下町育ちのお針子は竜の王に愛される〜戴冠式と光の刺繍〜

「それにしても……ユリシーズ殿下、ね」

 ジェドが揶揄うように問いかけた。「あっ!」と、気づいた時には遅かった。火に動転して、彼の名前を呼んでしまったのはニコラなのだ。
 しかし、ユリシーズはそれを気にも留めていない様子だった。

「とりあえず、ここからの脱出が最優先だな。ジェド、お前はどうする?」

 ユリシーズに思ってもいない問いを投げかけられて、ジェドはきょとんとした。

『お前はどうする?』
 それはユリシーズがこの状況を打破できる、という意味合いを含んでいたからだ。
 ジェドは片方の口端を上げて答えた。

「俺はちょっと探し物してから出ようかな」
「そうか」
「そんな……!?火はそこまで来てるし、生き埋めになっちゃうかもしれないのに……」
「心配ありがと。でも、大丈夫だから」

 そう言ってジェドは、まだ火の迫っていない通路へ駆け出した。振り返りざま、彼は言う。

「ユリシーズ殿下、お針子さんを頼むね。それと双子が盗んだマント、見つけたら返すよ。三日待って戻ってこなかったら諦めて」
「わかった」

 ユリシーズが短く答えるとジェドは軽く手を振り、通路の奥へと姿を消した。

「ジェドさん!」

 ニコラは思わず叫んだ。

 火はもう目と鼻の先まで迫っている。不安と恐怖が胸を締めつけ、ニコラの瞳に涙が滲んだ。

「ニコラ、彼は大丈夫だ」

 ユリシーズは慰めるように言った。

「大丈夫って、どうして?」
「おそらく、彼はハルヴァだ」
「えっ?」
「多分、なにか能力を持ってる。だから一人でも大丈夫だ」

 ハルヴァ同士はそれとなくわかるんだ、とユリシーズは言った。
 ジェドがハルヴァだなんて思ってもみなかった。ハルヴァの姿かたちは多種多様だ。動植物の特徴がはっきりと現れている者もいれば、見た目にはまったく分からない者もいる。
 いや、差別を避けるために、あえて隠して生きているハルヴァも少なくないのかもしれない。

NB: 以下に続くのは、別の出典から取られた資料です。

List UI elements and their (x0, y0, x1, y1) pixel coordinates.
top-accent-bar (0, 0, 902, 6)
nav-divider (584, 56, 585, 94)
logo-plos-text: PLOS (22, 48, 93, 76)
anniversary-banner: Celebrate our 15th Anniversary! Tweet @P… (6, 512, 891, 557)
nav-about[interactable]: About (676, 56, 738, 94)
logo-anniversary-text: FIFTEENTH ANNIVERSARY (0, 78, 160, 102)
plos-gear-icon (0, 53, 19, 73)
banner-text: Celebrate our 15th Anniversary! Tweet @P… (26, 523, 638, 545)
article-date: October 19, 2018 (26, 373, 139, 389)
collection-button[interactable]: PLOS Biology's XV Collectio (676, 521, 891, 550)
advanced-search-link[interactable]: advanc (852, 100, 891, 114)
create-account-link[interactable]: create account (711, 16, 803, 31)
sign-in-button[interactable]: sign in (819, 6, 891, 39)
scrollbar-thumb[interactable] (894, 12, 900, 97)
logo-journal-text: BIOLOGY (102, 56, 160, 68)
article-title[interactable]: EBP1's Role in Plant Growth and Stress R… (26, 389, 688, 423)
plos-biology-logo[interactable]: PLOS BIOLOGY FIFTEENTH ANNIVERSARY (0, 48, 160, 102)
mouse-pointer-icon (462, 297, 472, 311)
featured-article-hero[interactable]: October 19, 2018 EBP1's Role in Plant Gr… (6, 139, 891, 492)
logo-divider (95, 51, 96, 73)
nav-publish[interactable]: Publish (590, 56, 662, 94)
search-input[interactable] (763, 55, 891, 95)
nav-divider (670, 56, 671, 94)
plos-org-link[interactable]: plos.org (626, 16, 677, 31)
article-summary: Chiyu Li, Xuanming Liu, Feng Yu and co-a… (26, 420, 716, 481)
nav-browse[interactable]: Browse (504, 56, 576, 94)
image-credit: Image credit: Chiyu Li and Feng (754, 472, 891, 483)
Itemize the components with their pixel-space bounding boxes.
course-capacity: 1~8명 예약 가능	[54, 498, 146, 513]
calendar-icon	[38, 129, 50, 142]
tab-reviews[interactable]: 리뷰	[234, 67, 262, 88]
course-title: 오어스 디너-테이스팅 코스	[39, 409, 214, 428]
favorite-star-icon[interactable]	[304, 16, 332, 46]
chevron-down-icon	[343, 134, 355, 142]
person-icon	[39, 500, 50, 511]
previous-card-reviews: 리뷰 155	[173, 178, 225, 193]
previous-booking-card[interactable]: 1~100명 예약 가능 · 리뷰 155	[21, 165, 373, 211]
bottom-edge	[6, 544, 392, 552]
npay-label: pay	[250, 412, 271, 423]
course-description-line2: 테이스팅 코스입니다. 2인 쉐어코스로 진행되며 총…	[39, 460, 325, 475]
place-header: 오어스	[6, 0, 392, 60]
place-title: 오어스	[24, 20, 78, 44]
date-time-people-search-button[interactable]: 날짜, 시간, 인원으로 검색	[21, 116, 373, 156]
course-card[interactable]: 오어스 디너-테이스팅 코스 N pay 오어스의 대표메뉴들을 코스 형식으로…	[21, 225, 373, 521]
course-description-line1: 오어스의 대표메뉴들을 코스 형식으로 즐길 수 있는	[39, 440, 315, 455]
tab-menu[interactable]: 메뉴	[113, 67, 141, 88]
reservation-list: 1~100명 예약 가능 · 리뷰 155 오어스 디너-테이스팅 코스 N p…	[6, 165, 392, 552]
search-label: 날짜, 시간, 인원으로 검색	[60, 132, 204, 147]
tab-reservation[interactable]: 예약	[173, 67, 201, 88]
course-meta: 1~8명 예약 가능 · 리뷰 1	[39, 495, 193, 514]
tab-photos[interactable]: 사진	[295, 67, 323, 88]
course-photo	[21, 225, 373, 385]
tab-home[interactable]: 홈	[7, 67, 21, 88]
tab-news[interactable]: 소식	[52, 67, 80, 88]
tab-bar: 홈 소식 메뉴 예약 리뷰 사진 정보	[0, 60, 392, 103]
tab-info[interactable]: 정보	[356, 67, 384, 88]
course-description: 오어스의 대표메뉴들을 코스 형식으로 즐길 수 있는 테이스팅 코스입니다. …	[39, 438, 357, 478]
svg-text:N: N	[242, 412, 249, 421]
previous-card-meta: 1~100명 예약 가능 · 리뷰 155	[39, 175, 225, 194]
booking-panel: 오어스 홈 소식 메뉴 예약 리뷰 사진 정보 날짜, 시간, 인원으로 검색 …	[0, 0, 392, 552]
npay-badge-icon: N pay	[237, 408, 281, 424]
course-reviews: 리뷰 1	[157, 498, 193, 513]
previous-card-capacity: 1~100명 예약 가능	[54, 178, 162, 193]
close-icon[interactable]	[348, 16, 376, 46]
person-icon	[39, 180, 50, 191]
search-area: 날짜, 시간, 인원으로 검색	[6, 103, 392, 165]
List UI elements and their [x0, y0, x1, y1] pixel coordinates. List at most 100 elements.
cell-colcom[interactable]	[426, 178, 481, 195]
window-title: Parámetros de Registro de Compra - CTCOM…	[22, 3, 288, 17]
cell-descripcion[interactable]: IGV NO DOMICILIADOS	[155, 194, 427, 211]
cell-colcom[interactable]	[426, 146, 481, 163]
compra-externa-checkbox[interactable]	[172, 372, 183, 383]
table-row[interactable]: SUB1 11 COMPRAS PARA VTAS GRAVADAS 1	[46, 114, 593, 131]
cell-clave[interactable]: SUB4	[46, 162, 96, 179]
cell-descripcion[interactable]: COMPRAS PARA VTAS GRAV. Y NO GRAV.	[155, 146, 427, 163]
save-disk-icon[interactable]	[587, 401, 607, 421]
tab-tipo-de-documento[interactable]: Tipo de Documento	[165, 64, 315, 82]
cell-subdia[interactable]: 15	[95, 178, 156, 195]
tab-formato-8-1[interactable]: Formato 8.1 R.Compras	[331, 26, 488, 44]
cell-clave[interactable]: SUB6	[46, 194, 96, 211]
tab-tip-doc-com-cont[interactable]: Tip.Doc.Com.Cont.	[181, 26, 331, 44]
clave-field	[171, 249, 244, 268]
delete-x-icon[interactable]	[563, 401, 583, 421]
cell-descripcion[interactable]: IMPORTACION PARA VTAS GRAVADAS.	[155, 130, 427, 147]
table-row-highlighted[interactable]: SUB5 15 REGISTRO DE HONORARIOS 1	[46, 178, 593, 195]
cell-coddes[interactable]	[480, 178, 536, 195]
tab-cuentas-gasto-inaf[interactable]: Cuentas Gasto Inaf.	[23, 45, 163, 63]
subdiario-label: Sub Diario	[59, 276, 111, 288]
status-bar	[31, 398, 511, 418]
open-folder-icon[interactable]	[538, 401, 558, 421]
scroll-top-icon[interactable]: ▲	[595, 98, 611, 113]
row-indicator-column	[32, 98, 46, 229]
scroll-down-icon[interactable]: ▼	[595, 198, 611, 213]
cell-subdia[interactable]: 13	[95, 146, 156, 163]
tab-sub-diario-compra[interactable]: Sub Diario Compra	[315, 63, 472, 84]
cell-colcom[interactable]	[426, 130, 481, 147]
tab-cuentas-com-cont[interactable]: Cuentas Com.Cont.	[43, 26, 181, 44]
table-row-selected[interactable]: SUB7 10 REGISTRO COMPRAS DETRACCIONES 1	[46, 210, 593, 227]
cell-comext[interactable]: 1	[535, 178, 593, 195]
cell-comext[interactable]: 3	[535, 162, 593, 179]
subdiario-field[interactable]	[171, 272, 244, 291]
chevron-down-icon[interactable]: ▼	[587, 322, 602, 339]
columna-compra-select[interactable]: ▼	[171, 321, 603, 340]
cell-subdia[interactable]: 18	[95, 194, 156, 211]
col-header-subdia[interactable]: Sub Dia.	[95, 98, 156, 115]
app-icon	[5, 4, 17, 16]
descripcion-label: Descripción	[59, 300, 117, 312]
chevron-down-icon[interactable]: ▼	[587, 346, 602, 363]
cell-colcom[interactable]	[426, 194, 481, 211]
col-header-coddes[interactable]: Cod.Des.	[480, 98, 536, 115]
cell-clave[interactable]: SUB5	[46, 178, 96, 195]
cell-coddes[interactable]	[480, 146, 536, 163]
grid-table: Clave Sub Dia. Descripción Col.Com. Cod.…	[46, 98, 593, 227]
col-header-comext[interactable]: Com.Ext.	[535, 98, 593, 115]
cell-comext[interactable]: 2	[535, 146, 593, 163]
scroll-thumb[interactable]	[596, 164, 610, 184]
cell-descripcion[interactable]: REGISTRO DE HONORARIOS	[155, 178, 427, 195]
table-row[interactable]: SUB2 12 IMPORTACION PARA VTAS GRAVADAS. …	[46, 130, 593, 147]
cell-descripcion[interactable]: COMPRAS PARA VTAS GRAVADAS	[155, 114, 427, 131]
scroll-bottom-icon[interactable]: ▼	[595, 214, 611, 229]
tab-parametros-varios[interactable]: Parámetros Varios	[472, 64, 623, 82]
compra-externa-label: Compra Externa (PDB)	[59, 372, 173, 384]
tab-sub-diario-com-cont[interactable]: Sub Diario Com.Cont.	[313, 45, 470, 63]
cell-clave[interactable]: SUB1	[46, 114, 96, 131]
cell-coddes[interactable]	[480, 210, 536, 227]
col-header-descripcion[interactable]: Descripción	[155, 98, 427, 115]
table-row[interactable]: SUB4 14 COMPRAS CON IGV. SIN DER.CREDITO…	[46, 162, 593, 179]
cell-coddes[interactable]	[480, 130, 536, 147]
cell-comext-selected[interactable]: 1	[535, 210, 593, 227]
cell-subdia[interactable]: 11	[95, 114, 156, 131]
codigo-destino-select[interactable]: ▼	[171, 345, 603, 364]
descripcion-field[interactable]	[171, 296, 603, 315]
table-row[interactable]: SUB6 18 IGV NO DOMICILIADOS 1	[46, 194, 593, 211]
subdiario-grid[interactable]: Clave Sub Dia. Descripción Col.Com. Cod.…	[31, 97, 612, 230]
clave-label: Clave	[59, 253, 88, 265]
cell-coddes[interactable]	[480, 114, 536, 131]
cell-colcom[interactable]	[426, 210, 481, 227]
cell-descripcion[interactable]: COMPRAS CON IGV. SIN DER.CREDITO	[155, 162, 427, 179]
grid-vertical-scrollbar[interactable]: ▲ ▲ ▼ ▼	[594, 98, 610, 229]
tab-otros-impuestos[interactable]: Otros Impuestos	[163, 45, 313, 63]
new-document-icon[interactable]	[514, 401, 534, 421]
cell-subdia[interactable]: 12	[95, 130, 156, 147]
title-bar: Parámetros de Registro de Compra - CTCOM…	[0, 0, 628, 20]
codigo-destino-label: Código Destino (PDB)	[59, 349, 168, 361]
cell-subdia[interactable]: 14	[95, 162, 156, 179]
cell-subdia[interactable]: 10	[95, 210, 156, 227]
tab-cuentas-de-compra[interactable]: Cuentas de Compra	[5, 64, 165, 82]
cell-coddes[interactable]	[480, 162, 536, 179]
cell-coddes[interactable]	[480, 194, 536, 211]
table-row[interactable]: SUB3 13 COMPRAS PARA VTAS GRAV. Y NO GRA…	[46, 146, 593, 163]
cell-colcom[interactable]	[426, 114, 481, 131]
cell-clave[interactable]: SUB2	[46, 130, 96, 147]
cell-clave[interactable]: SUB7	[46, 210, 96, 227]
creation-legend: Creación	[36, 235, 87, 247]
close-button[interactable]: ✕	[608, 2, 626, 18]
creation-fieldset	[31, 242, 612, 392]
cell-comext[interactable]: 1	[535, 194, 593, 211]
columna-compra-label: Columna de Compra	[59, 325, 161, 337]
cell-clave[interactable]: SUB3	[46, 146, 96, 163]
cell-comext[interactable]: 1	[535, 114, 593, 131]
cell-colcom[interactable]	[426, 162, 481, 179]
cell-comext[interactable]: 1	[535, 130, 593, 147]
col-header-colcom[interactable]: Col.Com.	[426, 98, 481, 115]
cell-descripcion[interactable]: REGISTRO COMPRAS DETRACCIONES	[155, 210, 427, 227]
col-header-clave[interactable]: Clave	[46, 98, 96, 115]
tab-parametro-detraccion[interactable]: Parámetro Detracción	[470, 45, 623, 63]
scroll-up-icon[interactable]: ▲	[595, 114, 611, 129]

(……私が気づいていないだけで、身近にももっとたくさんいるのかもしれない)

 そんなことを思っている間にも、ぼうぼうと音を立て、火は確実にこちらへと近づいていた。

「ニコラ、これを着ていろ」

 ユリシーズは自分が着ているジャケットをニコラに手渡した。受け取ったものの、子供のサイズなので小柄なニコラでも少し小さい。意図がわからずニコラは困惑してユリシーズを見つめた。

「空は寒いから」

 ぽつりと、ユリシーズが言った。

「空?」
「……ニコラ、先ほど私がなんのハルヴァか訊いたな」

 ニコラに無理矢理ジャケット羽織らせて、ユリシーズは言う。
 近くで彼と目が合うと、漆黒の瞳が金色を帯び始めた。

「私は、君に危害を加えないと誓う。どうか信じてほしい。……それから、出来れば……恐れないでほしい」

 今度は一瞬じゃない。強い朝日に照らされて夜が明けるように、彼の瞳の色は徐々に完全な金に変わっていく。ニコラはユリシーズのその瞳の変化を、吸い込まれるように見入った。

 直後、ユリシーズの全身が光に包まれる。
 あまりの眩しさにニコラは瞼を強く閉じた。

『ニコラ』

 ユリシーズ殿下の声。その声は耳ではなく、頭の中に直接響いてきた。

『ニコラ』

 もう一度頭の中で呼ばれて、恐る恐る目を開けると……

 そこにいたのは黒曜石のような鱗を全身に纏った、巨大な蛇────否、形は蛇に似ているが、野生の山羊のような盛り上がった二本の角が額から生えている。

(こんな動物、見たことがない)

 けれど、これが何かニコラは直感でわかった。


『恥ずかしい話だが、能力の加減が……上手く出来ない。瞳の色が変わるのもそのせいだ。周りに同じハルヴァがいないので対処の方法もわからず困っている』

『ユリシーズ殿下は、何のハルヴァなんですか?』

『それは……』



 ────竜



 目の前にいるのは、漆黒の鱗を持つ、一頭の大きな竜。
 彼は、地上から姿を消した竜人族、竜のハルヴァだったのだ。